On 5/1/20 8:15 PM, Qian Cai wrote:
> netif_receive_skb_list_internal() could call enqueue_to_backlog() to put
> some skb to softnet_data.input_pkt_queue and then in
> ip_route_input_slow(), it allocates a dst_entry to be used in
> skb_dst_set(). Later,
>
> cleanup_net
> default_device_exit_batch
> unregister_netdevice_many
> rollback_registered_many
> flush_all_backlogs
>
> will call flush_backlog() for all CPUs which would call kfree_skb() for
> each skb on the input_pkt_queue without calling skb_dst_drop() first.
>
> unreferenced object 0xffff97008e4c4040 (size 176):
> comm "softirq", pid 0, jiffies 4295173845 (age 32012.550s)

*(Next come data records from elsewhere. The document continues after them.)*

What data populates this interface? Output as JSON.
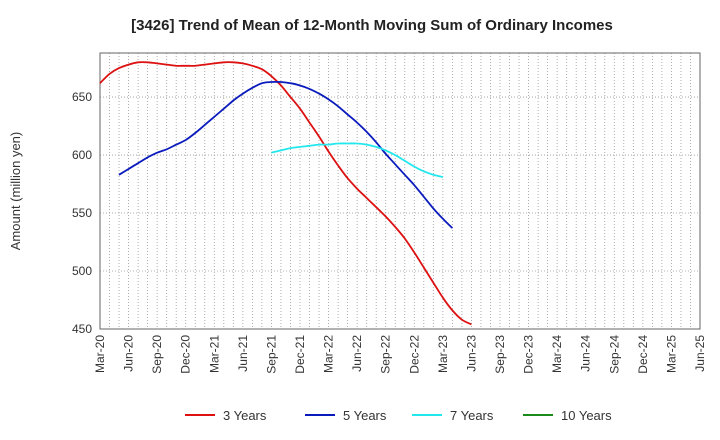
{
  "chart_data": {
    "type": "line",
    "title": "[3426]  Trend of Mean of 12-Month Moving Sum of Ordinary Incomes",
    "xlabel": "",
    "ylabel": "Amount (million yen)",
    "ylim": [
      450,
      688
    ],
    "yticks": [
      450,
      500,
      550,
      600,
      650
    ],
    "x_ticks": [
      "Mar-20",
      "Jun-20",
      "Sep-20",
      "Dec-20",
      "Mar-21",
      "Jun-21",
      "Sep-21",
      "Dec-21",
      "Mar-22",
      "Jun-22",
      "Sep-22",
      "Dec-22",
      "Mar-23",
      "Jun-23",
      "Sep-23",
      "Dec-23",
      "Mar-24",
      "Jun-24",
      "Sep-24",
      "Dec-24",
      "Mar-25",
      "Jun-25"
    ],
    "grid": true,
    "legend_position": "bottom",
    "series": [
      {
        "name": "3 Years",
        "color": "#dd1111",
        "start_index": 0,
        "values": [
          662,
          670,
          675,
          678,
          680,
          680,
          679,
          678,
          677,
          677,
          677,
          678,
          679,
          680,
          680,
          679,
          677,
          674,
          668,
          660,
          650,
          640,
          628,
          616,
          603,
          591,
          580,
          571,
          563,
          555,
          547,
          538,
          528,
          516,
          503,
          490,
          477,
          466,
          458,
          454
        ]
      },
      {
        "name": "5 Years",
        "color": "#0a1bbd",
        "start_index": 2,
        "values": [
          583,
          588,
          593,
          598,
          602,
          605,
          609,
          613,
          619,
          626,
          633,
          640,
          647,
          653,
          658,
          662,
          663,
          663,
          662,
          660,
          657,
          653,
          648,
          642,
          635,
          628,
          620,
          611,
          601,
          592,
          583,
          574,
          564,
          554,
          545,
          537
        ]
      },
      {
        "name": "7 Years",
        "color": "#22e8ee",
        "start_index": 18,
        "values": [
          602,
          604,
          606,
          607,
          608,
          609,
          609,
          610,
          610,
          610,
          609,
          607,
          604,
          600,
          595,
          590,
          586,
          583,
          581
        ]
      },
      {
        "name": "10 Years",
        "color": "#1a8a1a",
        "start_index": 0,
        "values": []
      }
    ]
  }
}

> hex dump (first 32 bytes):
> 00 d0 a5 74 04 97 ff ff 40 72 1a 96 ff ff ff ff ...t....@xxxxxxx
> c1 a3 c5 95 ff ff ff ff 00 00 00 00 00 00 00 00 ................
> backtrace:
> [<0000000030483fae>] kmem_cache_alloc+0x184/0x430
> [<000000007ae17545>] dst_alloc+0x8e/0x128
> [<000000001efe9a1f>] rt_dst_alloc+0x6f/0x1e0
> rt_dst_alloc at net/ipv4/route.c:1628
> [<00000000e67d4dac>] ip_route_input_rcu+0xdfe/0x1640
> ip_route_input_slow at net/ipv4/route.c:2218
> (inlined by) ip_route_input_rcu at net/ipv4/route.c:2348
> [<000000009f30cbc0>] ip_route_input_noref+0xab/0x1a0
> [<000000004f53bd04>] arp_process+0x83a/0xf50
> arp_process at net/ipv4/arp.c:813 (discriminator 1)
> [<0000000061fd547d>] arp_rcv+0x276/0x330
> [<0000000007dbfa7a>] __netif_receive_skb_list_core+0x4d2/0x500
> [<0000000062d5f6d2>] netif_receive_skb_list_internal+0x4cb/0x7d0
> [<000000002baa2b74>] gro_normal_list+0x55/0xc0
> [<0000000093d04885>] napi_complete_done+0xea/0x350
> [<00000000467dd088>] tg3_poll_msix+0x174/0x310 [tg3]
> [<00000000498af7d9>] net_rx_action+0x278/0x890
> [<000000001e81d7e6>] __do_softirq+0xd9/0x589
> [<00000000087ee354>] irq_exit+0xa2/0xc0
> [<000000001c4db0cd>] do_IRQ+0x87/0x180
>
> Signed-off-by: Qian Cai <cai@xxxxxx>
> ---
> net/core/dev.c | 1 +
> 1 file changed, 1 insertion(+)
>
> diff --git a/net/core/dev.c b/net/core/dev.c
> index 522288177bbd..b898cd3036da 100644
> --- a/net/core/dev.c
> +++ b/net/core/dev.c
> @@ -5496,6 +5496,7 @@ static void flush_backlog(struct work_struct *work)
> skb_queue_walk_safe(&sd->input_pkt_queue, skb, tmp) {
> if (skb->dev->reg_state == NETREG_UNREGISTERING) {
> __skb_unlink(skb, &sd->input_pkt_queue);
> + skb_dst_drop(skb);
> kfree_skb(skb);
> input_queue_head_incr(sd);
> }
>


kfree_skb() is supposed to call skb_dst_drop() (look in skb_release_head_state())

If you think about it, we would have hundreds of similar bugs if this was not the case.